When you apply for your mortgage, you’ll be expected to supply the following:

  • Two or more years’ certified accounts
  • Two- or three-years’ worth of SA302 forms or tax year overview forms

Contractors will also need to show evidence of upcoming contracts, while company directors will be asked to provide evidence of their dividend payments or retained profits.

If you’ve only been trading for a short amount of time, you may not have two years’ accounts to show. In this case, getting a mortgage will be harder but still not impossible. You will need to work with the bank to find another way of proving your income, which might include showing them contracts that you have secured for upcoming work.

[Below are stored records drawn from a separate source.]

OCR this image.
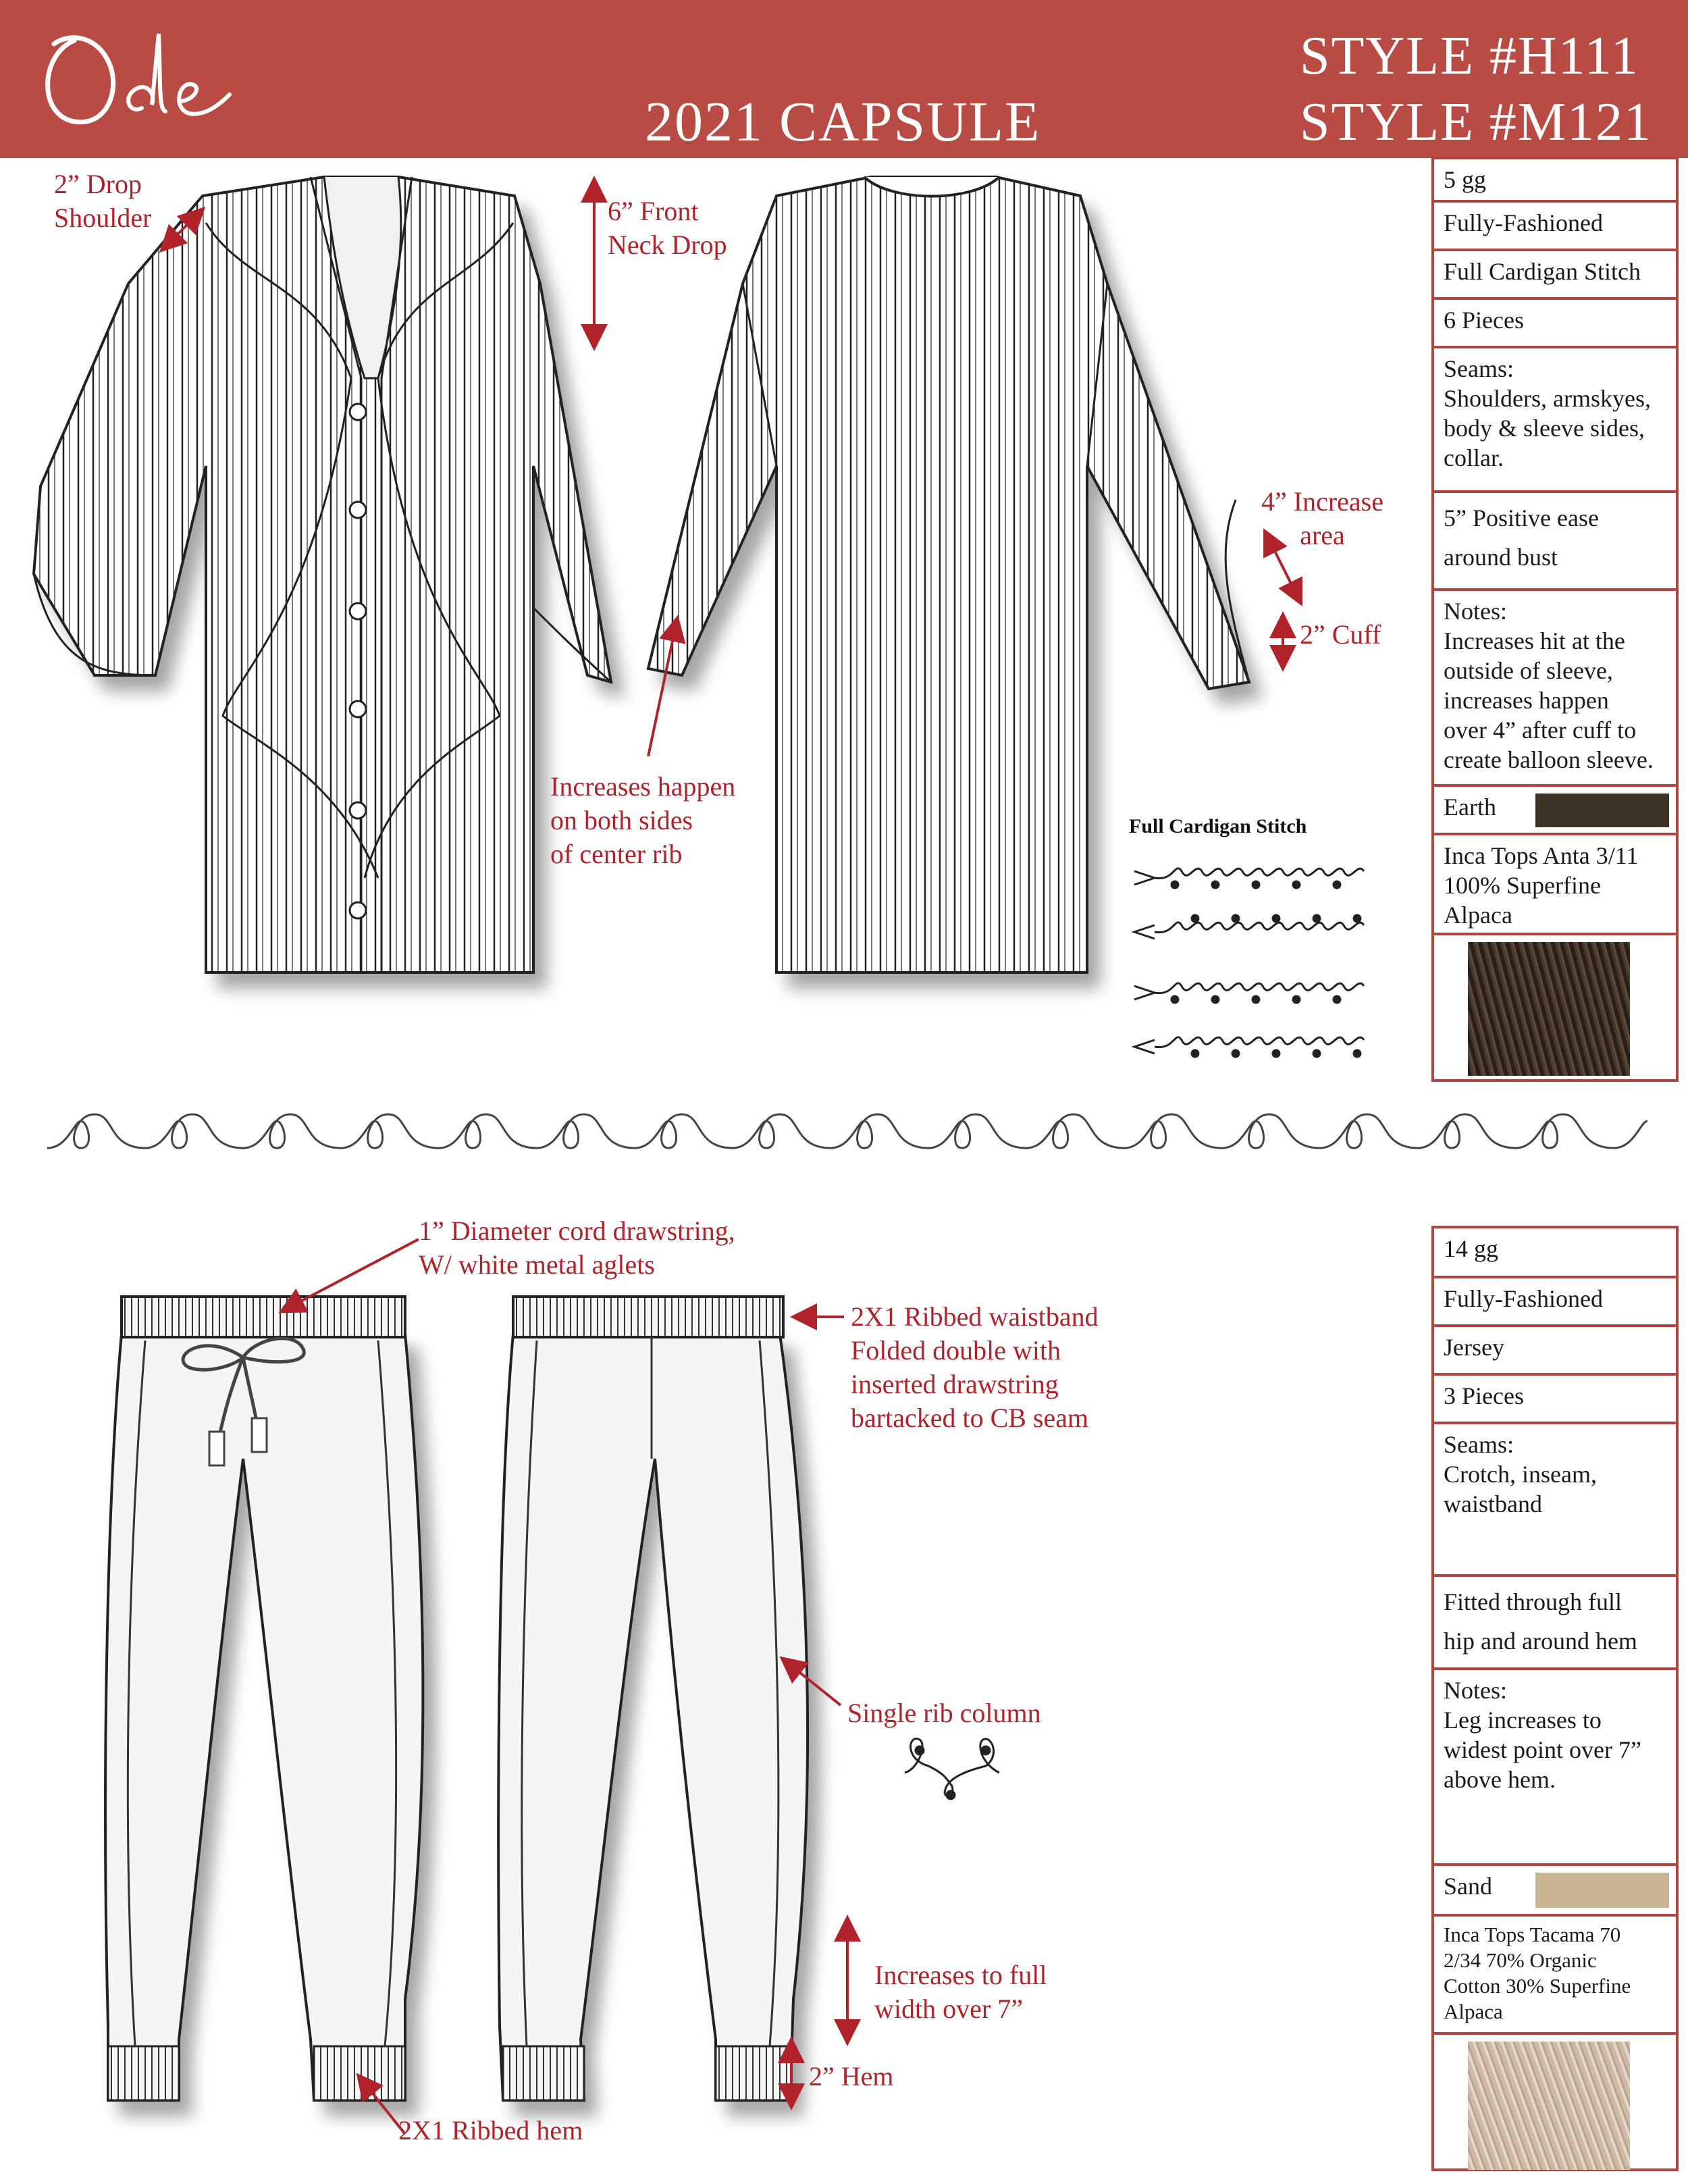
2021 CAPSULE
STYLE #H111
STYLE #M121
2” Drop
Shoulder	6” Front
Neck Drop
4” Increase
area
2” Cuff
Increases happen
on both sides
of center rib
Full Cardigan Stitch
5 gg
Fully-Fashioned
Full Cardigan Stitch
6 Pieces
Seams:
Shoulders, armskyes,
body & sleeve sides,
collar.
5” Positive ease
around bust
Notes:
Increases hit at the
outside of sleeve,
increases happen
over 4” after cuff to
create balloon sleeve.
Earth
Inca Tops Anta 3/11
100% Superfine
Alpaca
1” Diameter cord drawstring,
W/ white metal aglets
2X1 Ribbed waistband
Folded double with
inserted drawstring
bartacked to CB seam
Single rib column
Increases to full
width over 7”
2” Hem
2X1 Ribbed hem
14 gg
Fully-Fashioned
Jersey
3 Pieces
Seams:
Crotch, inseam,
waistband
Fitted through full
hip and around hem
Notes:
Leg increases to
widest point over 7”
above hem.
Sand
Inca Tops Tacama 70
2/34 70% Organic
Cotton 30% Superfine
Alpaca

You’ll also need to show your passport, driving licence, council tax bill, a recent utility bill and six months’ worth of bank statements. These documents will be used both for proof of your identity, and to get a sense of your financial health.

Working with a qualified accountant

If you can work with a chartered accountant to prepare your accounts before making your mortgage application, then this will be a definite tick in your favour. From a bank’s point of view, it gives them reassurance that the accounts you’re providing are accurate and reliable. It also shows a level of financial responsibility – always a positive.

Improving your chances of success

One of the best things that you can do to improve your chances of getting a mortgage is to increase the size of your deposit. By putting up a bigger deposit you’re proving your ability to save money while also asking for less from the bank. This means that lenders will see you as a less risky proposition. Even if it means waiting a little longer before buying your home, saving up for a bigger deposit can help to make things run smoother.

You can also improve your chances by working closely with a mortgage broker who understands the market. They’ll be able to help talk through your application and iron out any weaknesses before you approach a lender.